Oh but it did. I still have a Smartsuite Millenium Edition disc where they had renamed AmiPro to WordPro (see what they did there?) but it was just a spiffed up version
If you're still using Office 2000, XP (2002) or 2003 then get the Compatibility Pack so you can open and save files in the new Office 2007 & 2010 file formats.
that windows had loads of 'workarounds' to get things like word perfect to work, because they'd accessed hidden features ( rightly or wrongly , its always a dangerous thing to do). then let all that lead they had disappear by being more bothered about running to the lawyers instead of fixing bugs or rewriting code.
I'm sort of confused by the 'encouraged to use' then 'pulled' stuff.. Did everyone else have the same problem? It just seems like the usual issues that happen on the roll out of a new os, why was it seemingly only word perfect that had problems?
In fact as someone has already said, the pre-release are in m$ best interest to get software working, otherwise why would people buy windows?
It's easy for a loser who's product has changed hands three times at least, to claim sour grapes because they lost. If their programmers were any good, they could have properly engineered their Word Perfect product to work better on Windows than Microsoft. Novell is just sour grapes that their Netware Network Operating System was relegated to museum piece status due to Microsoft out doing them on Network OS's as well. The simple fact is that businesses and consumers are going to use products that work for them and when everyone around you is using MS Word, what reason do you have to use Word Perfect? Microsoft doesn't like the existence of Open Office, but that is a free compatible office suite that works work Word. Microsoft didn't brake any API's to keep Open Office from working any more than they broke API's to crush Word Perfect or Novel, or Netscape or any other product that goes out of fashion because no one wants it any more.

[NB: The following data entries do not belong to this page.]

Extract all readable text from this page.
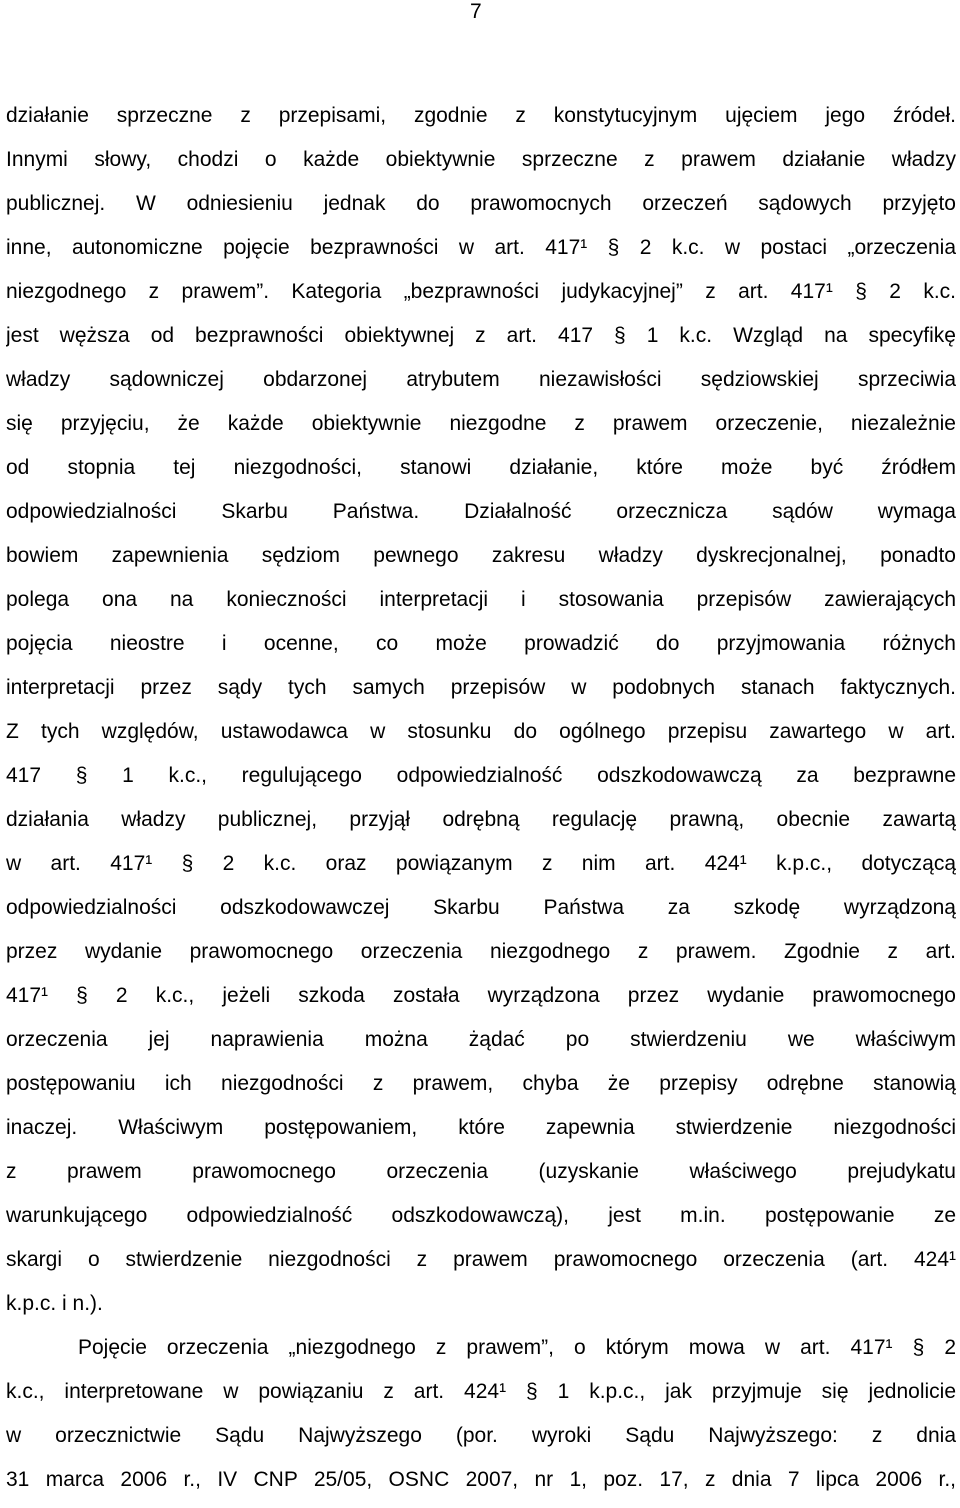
7
działanie sprzeczne z przepisami, zgodnie z konstytucyjnym ujęciem jego źródeł.
Innymi słowy, chodzi o każde obiektywnie sprzeczne z prawem działanie władzy
publicznej. W odniesieniu jednak do prawomocnych orzeczeń sądowych przyjęto
inne, autonomiczne pojęcie bezprawności w art. 417¹ § 2 k.c. w postaci „orzeczenia
niezgodnego z prawem”. Kategoria „bezprawności judykacyjnej” z art. 417¹ § 2 k.c.
jest węższa od bezprawności obiektywnej z art. 417 § 1 k.c. Wzgląd na specyfikę
władzy sądowniczej obdarzonej atrybutem niezawisłości sędziowskiej sprzeciwia
się przyjęciu, że każde obiektywnie niezgodne z prawem orzeczenie, niezależnie
od stopnia tej niezgodności, stanowi działanie, które może być źródłem
odpowiedzialności Skarbu Państwa. Działalność orzecznicza sądów wymaga
bowiem zapewnienia sędziom pewnego zakresu władzy dyskrecjonalnej, ponadto
polega ona na konieczności interpretacji i stosowania przepisów zawierających
pojęcia nieostre i ocenne, co może prowadzić do przyjmowania różnych
interpretacji przez sądy tych samych przepisów w podobnych stanach faktycznych.
Z tych względów, ustawodawca w stosunku do ogólnego przepisu zawartego w art.
417 § 1 k.c., regulującego odpowiedzialność odszkodowawczą za bezprawne
działania władzy publicznej, przyjął odrębną regulację prawną, obecnie zawartą
w art. 417¹ § 2 k.c. oraz powiązanym z nim art. 424¹ k.p.c., dotyczącą
odpowiedzialności odszkodowawczej Skarbu Państwa za szkodę wyrządzoną
przez wydanie prawomocnego orzeczenia niezgodnego z prawem. Zgodnie z art.
417¹ § 2 k.c., jeżeli szkoda została wyrządzona przez wydanie prawomocnego
orzeczenia jej naprawienia można żądać po stwierdzeniu we właściwym
postępowaniu ich niezgodności z prawem, chyba że przepisy odrębne stanowią
inaczej. Właściwym postępowaniem, które zapewnia stwierdzenie niezgodności
z prawem prawomocnego orzeczenia (uzyskanie właściwego prejudykatu
warunkującego odpowiedzialność odszkodowawczą), jest m.in. postępowanie ze
skargi o stwierdzenie niezgodności z prawem prawomocnego orzeczenia (art. 424¹
k.p.c. i n.).
Pojęcie orzeczenia „niezgodnego z prawem”, o którym mowa w art. 417¹ § 2
k.c., interpretowane w powiązaniu z art. 424¹ § 1 k.p.c., jak przyjmuje się jednolicie
w orzecznictwie Sądu Najwyższego (por. wyroki Sądu Najwyższego: z dnia
31 marca 2006 r., IV CNP 25/05, OSNC 2007, nr 1, poz. 17, z dnia 7 lipca 2006 r.,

if he doesn't have access to the APIs, including ALL the syntax, he can't write a piece of software that will run properly on an OS. This had nothing to do with DOS/Windows vs NOS. Also see my post above about illegally leveraging the OS monopoly on the price front.
Even the brightest programmers in the world would have no way in hell to write a good program if the OS maker is withholding relevant information. If you read those court documents you will see that Microsoft officially did consider hiding crucial info from Novell because they considered WordPerfect as being a competitor. They knew exactly what they were doing and this is Novell's claim and the internal memos from Microsoft are very clear on that.
This is the same trick Microsoft is pulling with Samba these days: as soon as EU forced them (huge fines applied in order to convince Microsoft to comply) to publish API for SMB protocols, Microsoft promptly came with v2 of those protocols trying again to limit Samba ability to inter-operate.
So which APIs did the other companies that made successful Windows Applications in 1995 use, and why didn't those APIs work for what WordPerfect needed to do?